Answer
$3(2 v)^{2 / 3}=$Minimum value
Work Step by Step
\[
2 x z+2 y z+x y=f(x, y, z)
\]
The constraint $g(x, y, z)=-v+x y z=0$
We want to require the least amount for its construction $f$ by using Lagrange multipliers,
\[
\lambda \nabla g=\nabla f
\]
\[
\begin{aligned}
\nabla f &=(y+2 z) \hat{i}+(x+2 z) \hat{j}+(2 x+2 y) \hat{k} \\
\nabla g &=y z \hat{i}+x z \hat{j}+x y \hat{k} \\
\because \quad \nabla f &=\lambda \nabla g \\
(y+2 z) \hat{i}+(x+2 z) \hat{j}+(2 x+2 y) \hat{k}) &=\lambda(y z \hat{i}+z x \hat{j}+x y \hat{k})
\end{aligned}
\]
Which is equivalent to the pair of equations
\[
\begin{aligned}
(y+2 z) &=\lambda(y z) \\
(x+2 z) &=\lambda(z x) \\
(2 x+2 y) &=\lambda(x y) \\
\Rightarrow \frac{(y+2 z)}{y z} &=\frac{(x+2 z)}{z x}=\frac{(2 x+2 y)}{x y}
\end{aligned}
\]
$\lambda=0$ leads to $x=y=z=0,$ which is not a box at all.

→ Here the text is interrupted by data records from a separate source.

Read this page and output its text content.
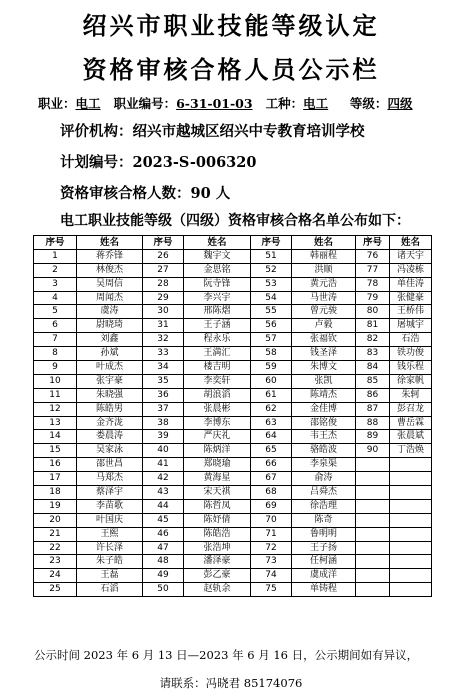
绍兴市职业技能等级认定
资格审核合格人员公示栏
职业：电工 职业编号：6-31-01-03 工种：电工 等级：四级
评价机构：绍兴市越城区绍兴中专教育培训学校
计划编号：2023-S-006320
资格审核合格人数：90 人
电工职业技能等级（四级）资格审核合格名单公布如下：
序号	姓名	序号	姓名	序号	姓名	序号	姓名
1	蒋乔锋	26	魏宇文	51	韩丽程	76	诸天宇
2	林俊杰	27	金思铭	52	洪顺	77	冯凌栋
3	吴周信	28	阮寺锋	53	黄元浩	78	单佳涛
4	周闻杰	29	李兴宇	54	马世涛	79	张健豪
5	虞涛	30	邢陈熠	55	曾元骏	80	王桥伟
6	尉晓琦	31	王子涵	56	卢毅	81	屠城宇
7	刘鑫	32	程永乐	57	张福钦	82	石浩
8	孙斌	33	王満汇	58	钱圣泽	83	铁功俊
9	叶成杰	34	楼吉明	59	朱博文	84	钱乐程
10	张宇豪	35	李奕轩	60	张凯	85	徐家帆
11	朱晓强	36	胡浪滔	61	陈靖杰	86	朱轲
12	陈皓男	37	张晨彬	62	金佳博	87	彭召龙
13	金齐泷	38	李博东	63	邵铭俊	88	曹岳霖
14	娄晨涛	39	严庆礼	64	韦王杰	89	张晨斌
15	吴家泳	40	陈炳洋	65	骆皓波	90	丁浩焕
16	邵世昌	41	郑晓瑜	66	李泉渠		
17	马郑杰	42	黄海星	67	俞涛		
18	蔡泽宇	43	宋天祺	68	吕舜杰		
19	李苗歌	44	陈哲凤	69	徐浩理		
20	叶国庆	45	陈妤倩	70	陈奇		
21	王熙	46	陈皓浩	71	鲁明明		
22	许长泽	47	张浩坤	72	王子扬		
23	朱子皓	48	潘泽豪	73	任柯涵		
24	王磊	49	彭乙豪	74	虞成洋		
25	石滔	50	赵轨余	75	单铸程		
公示时间 2023 年 6 月 13 日—2023 年 6 月 16 日，公示期间如有异议，
请联系：冯晓君 85174076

Thus, solve for $\quad \lambda=1 / z+2 / x$
\[
\begin{aligned}
&1 / z+2 / y =\lambda\\
&2 / y+2 / x= \lambda \\
&=y=2 z \\
2v= x^{3} & \\
f(x, y, z) &=x(x)+2 x(x / 2)+2 x(x / 2) \\
3 x^{2} =f(x, y, z) &\\
3(2 v)^{2 / 3}=f(x, y, z) &
\end{aligned}
\]